Lecture
Efficient Deep Learning
- Date
- Thursday 22 June 2023
- Time
- Address
-
Snellius
Niels Bohrweg 1
2333 CA Leiden - Room
- 413
Deep learning has dramatically improved the state-of-the-art in object detection, speech recognition, natural language processing, and many other domains. The astonishing success of deep learning is achieved by deep neural networks trained with huge amounts of training examples and massive computing resources. The Efficient Deep Learning (EDL) programme is a large NWO-funded programme that aims to significantly improve the applicability of deep learning, by creating data efficient training methods, and tremendously improving computational efficiency, both for training and inference.
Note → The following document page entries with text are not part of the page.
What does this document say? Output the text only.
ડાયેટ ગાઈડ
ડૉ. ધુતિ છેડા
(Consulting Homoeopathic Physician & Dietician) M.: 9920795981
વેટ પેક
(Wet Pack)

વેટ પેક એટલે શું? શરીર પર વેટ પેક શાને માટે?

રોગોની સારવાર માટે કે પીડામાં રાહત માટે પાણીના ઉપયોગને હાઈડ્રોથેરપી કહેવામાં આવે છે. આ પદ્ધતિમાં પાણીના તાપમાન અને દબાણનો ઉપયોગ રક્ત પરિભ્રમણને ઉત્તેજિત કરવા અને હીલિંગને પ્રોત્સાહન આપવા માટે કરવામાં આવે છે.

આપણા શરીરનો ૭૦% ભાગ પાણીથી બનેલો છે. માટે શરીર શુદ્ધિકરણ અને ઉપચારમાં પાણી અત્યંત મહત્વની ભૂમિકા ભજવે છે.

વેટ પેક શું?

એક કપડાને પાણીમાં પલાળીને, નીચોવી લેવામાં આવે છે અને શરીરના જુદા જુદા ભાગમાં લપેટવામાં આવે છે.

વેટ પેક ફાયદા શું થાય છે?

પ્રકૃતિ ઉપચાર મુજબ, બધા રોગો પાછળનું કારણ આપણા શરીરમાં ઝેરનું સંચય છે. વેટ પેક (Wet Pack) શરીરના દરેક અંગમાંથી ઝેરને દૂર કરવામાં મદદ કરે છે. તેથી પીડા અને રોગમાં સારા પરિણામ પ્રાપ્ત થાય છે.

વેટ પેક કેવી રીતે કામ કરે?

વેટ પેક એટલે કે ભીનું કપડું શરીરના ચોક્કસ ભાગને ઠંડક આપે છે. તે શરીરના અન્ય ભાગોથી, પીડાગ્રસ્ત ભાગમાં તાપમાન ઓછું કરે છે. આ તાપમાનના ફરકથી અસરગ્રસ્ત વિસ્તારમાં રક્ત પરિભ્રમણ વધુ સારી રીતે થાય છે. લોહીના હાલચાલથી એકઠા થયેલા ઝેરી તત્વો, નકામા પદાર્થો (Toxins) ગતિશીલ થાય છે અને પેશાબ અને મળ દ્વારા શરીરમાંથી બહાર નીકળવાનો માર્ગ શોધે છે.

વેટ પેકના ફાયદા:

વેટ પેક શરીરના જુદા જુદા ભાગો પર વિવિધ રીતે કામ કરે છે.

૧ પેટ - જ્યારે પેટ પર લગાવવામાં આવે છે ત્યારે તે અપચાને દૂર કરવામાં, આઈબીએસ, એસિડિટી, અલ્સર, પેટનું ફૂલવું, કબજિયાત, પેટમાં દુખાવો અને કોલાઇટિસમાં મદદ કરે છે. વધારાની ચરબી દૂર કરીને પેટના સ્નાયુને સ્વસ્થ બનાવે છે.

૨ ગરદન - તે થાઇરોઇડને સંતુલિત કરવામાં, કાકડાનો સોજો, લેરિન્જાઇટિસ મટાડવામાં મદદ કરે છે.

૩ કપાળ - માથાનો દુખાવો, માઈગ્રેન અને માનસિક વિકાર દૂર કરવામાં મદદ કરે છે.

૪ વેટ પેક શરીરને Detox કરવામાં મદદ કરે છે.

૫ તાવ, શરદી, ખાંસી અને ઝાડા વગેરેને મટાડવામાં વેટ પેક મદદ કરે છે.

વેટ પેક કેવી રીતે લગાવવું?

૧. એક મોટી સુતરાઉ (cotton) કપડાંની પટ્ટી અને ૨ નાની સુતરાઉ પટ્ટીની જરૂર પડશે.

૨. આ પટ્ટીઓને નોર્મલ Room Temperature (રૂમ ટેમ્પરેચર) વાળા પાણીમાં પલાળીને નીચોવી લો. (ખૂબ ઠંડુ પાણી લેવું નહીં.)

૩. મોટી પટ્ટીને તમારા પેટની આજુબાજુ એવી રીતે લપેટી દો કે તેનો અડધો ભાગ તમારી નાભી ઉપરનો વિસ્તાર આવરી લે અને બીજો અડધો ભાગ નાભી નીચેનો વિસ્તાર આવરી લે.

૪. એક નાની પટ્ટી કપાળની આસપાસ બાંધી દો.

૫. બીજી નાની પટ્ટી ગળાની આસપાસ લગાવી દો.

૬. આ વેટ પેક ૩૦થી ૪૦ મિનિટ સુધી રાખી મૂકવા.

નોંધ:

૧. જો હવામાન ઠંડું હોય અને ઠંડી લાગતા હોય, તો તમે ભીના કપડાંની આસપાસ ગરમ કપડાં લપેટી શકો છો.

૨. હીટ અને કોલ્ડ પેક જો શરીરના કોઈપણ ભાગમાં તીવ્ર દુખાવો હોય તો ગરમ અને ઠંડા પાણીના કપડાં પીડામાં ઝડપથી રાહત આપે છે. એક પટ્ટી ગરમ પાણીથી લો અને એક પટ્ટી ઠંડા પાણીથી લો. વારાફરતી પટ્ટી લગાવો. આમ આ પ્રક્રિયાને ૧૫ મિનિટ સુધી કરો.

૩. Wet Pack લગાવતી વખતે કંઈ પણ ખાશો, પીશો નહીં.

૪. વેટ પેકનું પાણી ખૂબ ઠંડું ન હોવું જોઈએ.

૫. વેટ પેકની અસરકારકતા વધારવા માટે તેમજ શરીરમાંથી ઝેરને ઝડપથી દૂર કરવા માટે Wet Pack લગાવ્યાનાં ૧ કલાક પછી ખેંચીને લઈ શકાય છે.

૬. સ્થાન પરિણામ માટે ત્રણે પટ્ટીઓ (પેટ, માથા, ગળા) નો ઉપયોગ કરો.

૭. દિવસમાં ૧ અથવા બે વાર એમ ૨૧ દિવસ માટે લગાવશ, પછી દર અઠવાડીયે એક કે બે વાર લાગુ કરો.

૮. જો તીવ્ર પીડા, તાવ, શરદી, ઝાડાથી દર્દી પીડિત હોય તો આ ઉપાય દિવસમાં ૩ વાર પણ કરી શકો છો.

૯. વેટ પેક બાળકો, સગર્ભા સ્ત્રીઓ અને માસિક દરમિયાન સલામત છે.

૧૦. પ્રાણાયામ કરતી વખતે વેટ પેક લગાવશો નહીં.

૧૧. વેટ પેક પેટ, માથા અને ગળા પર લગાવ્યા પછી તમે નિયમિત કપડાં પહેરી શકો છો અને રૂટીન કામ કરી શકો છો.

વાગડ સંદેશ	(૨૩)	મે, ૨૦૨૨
This requires a comprehensive approach that combines the domains of machine learning and computer systems.
I will discuss two EDL topics in more detail. First, I will focus on the computer systems side, introducing a novel method that reduces the memory usage when training DNNs on multiple GPUs in parallel. Our approach uses incremental profiling and a recommender algorithm to evenly distribute models over the available resources with respect to per-device peak memory usage. This allows us to train neural networks that are 1.55 times larger on the same hardware.
Next, I will focus on domain adaptation, with use case from radio astronomy. As radio telescopes increase in sensitivity, so do their complexity and data-rates. Automated system health management approaches are becoming increasingly critical to ensure nominal telescope operations. We propose a new machine learning anomaly detection framework for classifying both commonly occurring events in radio telescopes as well as detecting unknown rare events that the system has potentially not yet seen. We do this by combining Self Supervised Learning (SSL) anomaly detection with a supervised classification approach. We evaluate our system on the Low Frequency Array (LOFAR) telescope, demonstrating that our system obtains real-time performance, while being more accurate than other methods.
Rob van Nieuwpoort is the CTO at the Netherlands eScience Center, and professor “efficient computing” at the university of Amsterdam.